Memory compute resources are required for all VMs to be able to execute the application workload. Memory management with VMware Cloud on an AWS SDDC is not very different from on-premises, with just a couple of best practices to follow:
- Do not overcommit host memory for your production application workload.
While it’s possible to assign more memory to VMs than a physical host has, it might seriously affect the performance of your application. Most modern applications are designed to use memory as a disk/application cache even if the real application payload is not consuming all the assigned memory. If swapping or ballooning occurs on the physical host, an application might experience up to a tenfold increase in latency compared to a non-overcommitted environment. This is not different on VMware Cloud on AWS, especially with vSAN and NSX consuming additional memory on the host. It’s recommended to leave at least 10% of the physical memory available for additional SDDC services.
- Consider sizing memory to fit into a single NUMA node.
Single NUMA VMs tend to perform better and utilize fewer resources than wide NUMA VMs. As the configuration of your host on-premises might be different, make sure to recheck the memory allocation after migration. You can use the following table for references:
*If your application workload requires significantly more memory, make sure to create a symmetrical CPU/memory configuration and expose vNUMA correctly.

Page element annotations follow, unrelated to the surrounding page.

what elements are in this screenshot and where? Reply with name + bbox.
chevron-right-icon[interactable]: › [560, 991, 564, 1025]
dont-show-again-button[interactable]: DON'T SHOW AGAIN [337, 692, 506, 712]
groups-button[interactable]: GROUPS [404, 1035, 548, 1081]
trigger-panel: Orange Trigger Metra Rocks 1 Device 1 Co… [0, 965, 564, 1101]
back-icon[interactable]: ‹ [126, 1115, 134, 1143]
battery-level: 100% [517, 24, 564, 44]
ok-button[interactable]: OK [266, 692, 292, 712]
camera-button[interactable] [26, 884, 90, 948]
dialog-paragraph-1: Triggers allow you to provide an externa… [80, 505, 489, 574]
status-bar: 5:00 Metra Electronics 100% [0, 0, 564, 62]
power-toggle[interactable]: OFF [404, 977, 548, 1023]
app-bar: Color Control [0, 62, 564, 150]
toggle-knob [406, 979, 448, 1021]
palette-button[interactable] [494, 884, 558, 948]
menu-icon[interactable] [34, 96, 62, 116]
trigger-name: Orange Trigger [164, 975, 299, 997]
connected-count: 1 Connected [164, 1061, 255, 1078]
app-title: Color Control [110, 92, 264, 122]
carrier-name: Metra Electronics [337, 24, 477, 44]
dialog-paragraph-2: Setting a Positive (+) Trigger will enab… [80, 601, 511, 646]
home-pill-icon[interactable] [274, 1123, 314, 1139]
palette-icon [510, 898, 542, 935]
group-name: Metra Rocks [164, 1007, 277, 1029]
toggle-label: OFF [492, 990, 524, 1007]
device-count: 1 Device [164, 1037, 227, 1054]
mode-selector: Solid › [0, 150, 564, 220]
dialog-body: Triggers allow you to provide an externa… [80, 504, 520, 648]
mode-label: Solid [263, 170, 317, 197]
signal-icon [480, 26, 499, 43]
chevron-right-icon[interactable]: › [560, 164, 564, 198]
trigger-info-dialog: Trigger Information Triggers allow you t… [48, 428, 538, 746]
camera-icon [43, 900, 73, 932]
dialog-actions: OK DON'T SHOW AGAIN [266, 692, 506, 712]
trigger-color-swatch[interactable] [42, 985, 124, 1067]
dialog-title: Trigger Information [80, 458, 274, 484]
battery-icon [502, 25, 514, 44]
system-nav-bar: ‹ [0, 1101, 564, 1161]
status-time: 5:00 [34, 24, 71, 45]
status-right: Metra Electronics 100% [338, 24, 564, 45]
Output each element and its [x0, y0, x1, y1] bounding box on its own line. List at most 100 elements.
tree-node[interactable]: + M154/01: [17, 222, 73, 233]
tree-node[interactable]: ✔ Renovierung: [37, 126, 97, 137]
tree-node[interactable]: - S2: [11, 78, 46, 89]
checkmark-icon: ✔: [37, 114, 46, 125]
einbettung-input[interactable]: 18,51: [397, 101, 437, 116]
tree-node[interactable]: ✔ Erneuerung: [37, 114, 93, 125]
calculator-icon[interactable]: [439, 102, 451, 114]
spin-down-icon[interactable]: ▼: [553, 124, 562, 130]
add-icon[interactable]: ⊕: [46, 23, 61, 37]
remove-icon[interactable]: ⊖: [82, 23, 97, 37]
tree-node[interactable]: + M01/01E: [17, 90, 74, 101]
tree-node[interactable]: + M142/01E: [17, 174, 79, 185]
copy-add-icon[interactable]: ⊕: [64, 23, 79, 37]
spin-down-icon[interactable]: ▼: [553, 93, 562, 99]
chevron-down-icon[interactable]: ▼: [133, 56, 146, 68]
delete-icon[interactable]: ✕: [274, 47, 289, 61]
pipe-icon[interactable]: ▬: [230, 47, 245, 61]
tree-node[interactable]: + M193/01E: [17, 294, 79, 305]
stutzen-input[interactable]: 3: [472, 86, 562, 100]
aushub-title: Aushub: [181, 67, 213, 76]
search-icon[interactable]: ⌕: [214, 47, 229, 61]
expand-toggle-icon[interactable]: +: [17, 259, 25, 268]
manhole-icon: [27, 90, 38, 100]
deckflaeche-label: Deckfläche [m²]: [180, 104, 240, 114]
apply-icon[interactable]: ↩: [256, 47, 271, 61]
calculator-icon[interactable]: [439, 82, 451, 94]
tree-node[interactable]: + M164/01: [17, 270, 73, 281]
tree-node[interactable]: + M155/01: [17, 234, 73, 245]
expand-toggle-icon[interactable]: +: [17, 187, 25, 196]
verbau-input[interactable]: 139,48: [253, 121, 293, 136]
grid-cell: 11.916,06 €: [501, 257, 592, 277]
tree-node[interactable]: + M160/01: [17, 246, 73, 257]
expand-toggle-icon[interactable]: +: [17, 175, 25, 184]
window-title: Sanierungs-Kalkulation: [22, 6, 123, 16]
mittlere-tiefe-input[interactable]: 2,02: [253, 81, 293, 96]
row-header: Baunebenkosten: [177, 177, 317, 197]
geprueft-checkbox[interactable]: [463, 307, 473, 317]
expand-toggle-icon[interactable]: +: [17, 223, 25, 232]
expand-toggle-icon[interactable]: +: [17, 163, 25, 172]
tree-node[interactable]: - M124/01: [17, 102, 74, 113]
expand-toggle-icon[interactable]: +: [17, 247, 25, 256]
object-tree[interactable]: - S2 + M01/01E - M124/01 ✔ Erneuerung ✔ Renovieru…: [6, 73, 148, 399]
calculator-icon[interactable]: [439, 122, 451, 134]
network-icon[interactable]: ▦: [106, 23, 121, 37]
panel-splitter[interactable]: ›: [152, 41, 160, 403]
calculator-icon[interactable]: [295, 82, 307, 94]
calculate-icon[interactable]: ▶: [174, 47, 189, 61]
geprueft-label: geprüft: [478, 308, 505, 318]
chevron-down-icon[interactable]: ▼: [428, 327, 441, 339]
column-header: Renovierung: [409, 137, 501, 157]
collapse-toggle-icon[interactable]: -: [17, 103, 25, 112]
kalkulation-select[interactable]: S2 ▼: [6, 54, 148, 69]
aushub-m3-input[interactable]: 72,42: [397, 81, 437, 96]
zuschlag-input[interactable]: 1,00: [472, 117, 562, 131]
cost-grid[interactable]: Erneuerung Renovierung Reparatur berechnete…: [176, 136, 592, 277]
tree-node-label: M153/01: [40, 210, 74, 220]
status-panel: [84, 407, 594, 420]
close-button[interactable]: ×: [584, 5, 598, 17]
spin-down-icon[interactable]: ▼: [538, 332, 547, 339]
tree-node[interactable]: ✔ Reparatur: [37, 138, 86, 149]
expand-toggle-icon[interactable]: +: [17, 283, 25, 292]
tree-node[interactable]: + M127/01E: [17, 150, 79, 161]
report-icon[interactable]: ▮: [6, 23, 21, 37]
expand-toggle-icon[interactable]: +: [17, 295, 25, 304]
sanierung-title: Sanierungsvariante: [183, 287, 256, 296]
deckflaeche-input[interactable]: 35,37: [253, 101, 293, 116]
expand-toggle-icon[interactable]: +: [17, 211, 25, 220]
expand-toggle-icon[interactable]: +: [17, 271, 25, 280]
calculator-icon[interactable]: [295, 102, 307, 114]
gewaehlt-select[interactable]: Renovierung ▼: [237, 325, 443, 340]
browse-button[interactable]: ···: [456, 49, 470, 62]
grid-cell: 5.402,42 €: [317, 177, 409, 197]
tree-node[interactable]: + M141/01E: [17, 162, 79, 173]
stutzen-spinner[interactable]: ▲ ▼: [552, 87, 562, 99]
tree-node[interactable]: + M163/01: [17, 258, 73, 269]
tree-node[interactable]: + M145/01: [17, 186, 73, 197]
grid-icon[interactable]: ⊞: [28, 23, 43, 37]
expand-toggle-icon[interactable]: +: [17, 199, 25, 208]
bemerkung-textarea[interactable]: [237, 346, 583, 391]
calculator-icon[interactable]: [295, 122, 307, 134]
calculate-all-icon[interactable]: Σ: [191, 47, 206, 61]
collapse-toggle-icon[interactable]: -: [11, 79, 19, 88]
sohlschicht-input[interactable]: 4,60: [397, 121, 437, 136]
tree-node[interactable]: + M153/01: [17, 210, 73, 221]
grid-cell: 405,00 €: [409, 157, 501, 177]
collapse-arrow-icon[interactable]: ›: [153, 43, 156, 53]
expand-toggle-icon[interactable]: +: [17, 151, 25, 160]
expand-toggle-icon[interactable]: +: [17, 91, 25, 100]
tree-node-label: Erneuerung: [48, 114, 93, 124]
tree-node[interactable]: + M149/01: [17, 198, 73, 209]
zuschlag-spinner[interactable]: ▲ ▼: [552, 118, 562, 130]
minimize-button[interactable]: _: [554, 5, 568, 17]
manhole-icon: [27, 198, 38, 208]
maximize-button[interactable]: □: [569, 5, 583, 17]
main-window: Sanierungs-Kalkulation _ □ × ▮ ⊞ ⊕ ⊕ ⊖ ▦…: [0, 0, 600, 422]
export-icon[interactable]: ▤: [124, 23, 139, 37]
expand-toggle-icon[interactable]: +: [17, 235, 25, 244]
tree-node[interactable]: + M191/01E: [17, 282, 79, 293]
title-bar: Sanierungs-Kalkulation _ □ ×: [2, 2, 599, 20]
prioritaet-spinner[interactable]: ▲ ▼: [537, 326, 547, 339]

Instance Type | NUMA Configuration | Recommended Max Memory Setting per VM in GB* |
i3.metal | 2 Nodes, 18 cores, 256 GB RAM | 256 |
i3en.metal | 2 Nodes, 48 cores, 384 GB RAM | 384 |
I4i.metal | 2 Nodes, 64 cores, 512 GB RAM | 512 |
Table 11.3 – VMware Cloud on AWS host physical NUMA memory configuration
The correct configuration of vNUMA settings for your workload may improve the performance of your applications and can help you to use the compute infrastructure more efficiently.
Storage
As discussed in Chapter 5, vSAN is the default storage type for your SDDC. vSAN storage provides a lot of benefits but also has a number of trade-offs:
- Dependency on network
- Host compute resource consumption
- Different queue limitations and maximum thresholds
These challenges and overall vSAN architecture define some of the best practices that might be different from the existing storage configuration in your on-premises estate. You should treat migration to vSAN as comparable to a migration to a new storage array (for example, a move from NetApp NFS storage to Pure storage with FC connectivity). Each storage vendor, vSAN included, has its own set of recommendations and best practices for your workload. Do not expect the same approach that worked well for an NFS datastore to work the same on vSAN.
We will review the most important configuration settings:
- I/O queues
When migrating to vSAN, your primary goal is to spread the I/O flow in as many streams as possible. To achieve this, we recommend implementing the following configuration changes:
- Split large (>1 TB), high-I/O VMDKs into smaller disks and use as many VMDKs as possible.
- Distribute VMDKs between the maximum number of virtual SCSI controllers (up to four per VM).
- Choose the best-performing storage policy aligning with SLAs. For workloads with a heavy write pattern (SQL Server transaction log, tempdb), use RAID1 whenever possible.
- Use the VMware Paravirtual SCSI (PVSCSI) controller type. This controller type has higher throughput with lower latency and CPU utilization and supports up to 254 queues per controller.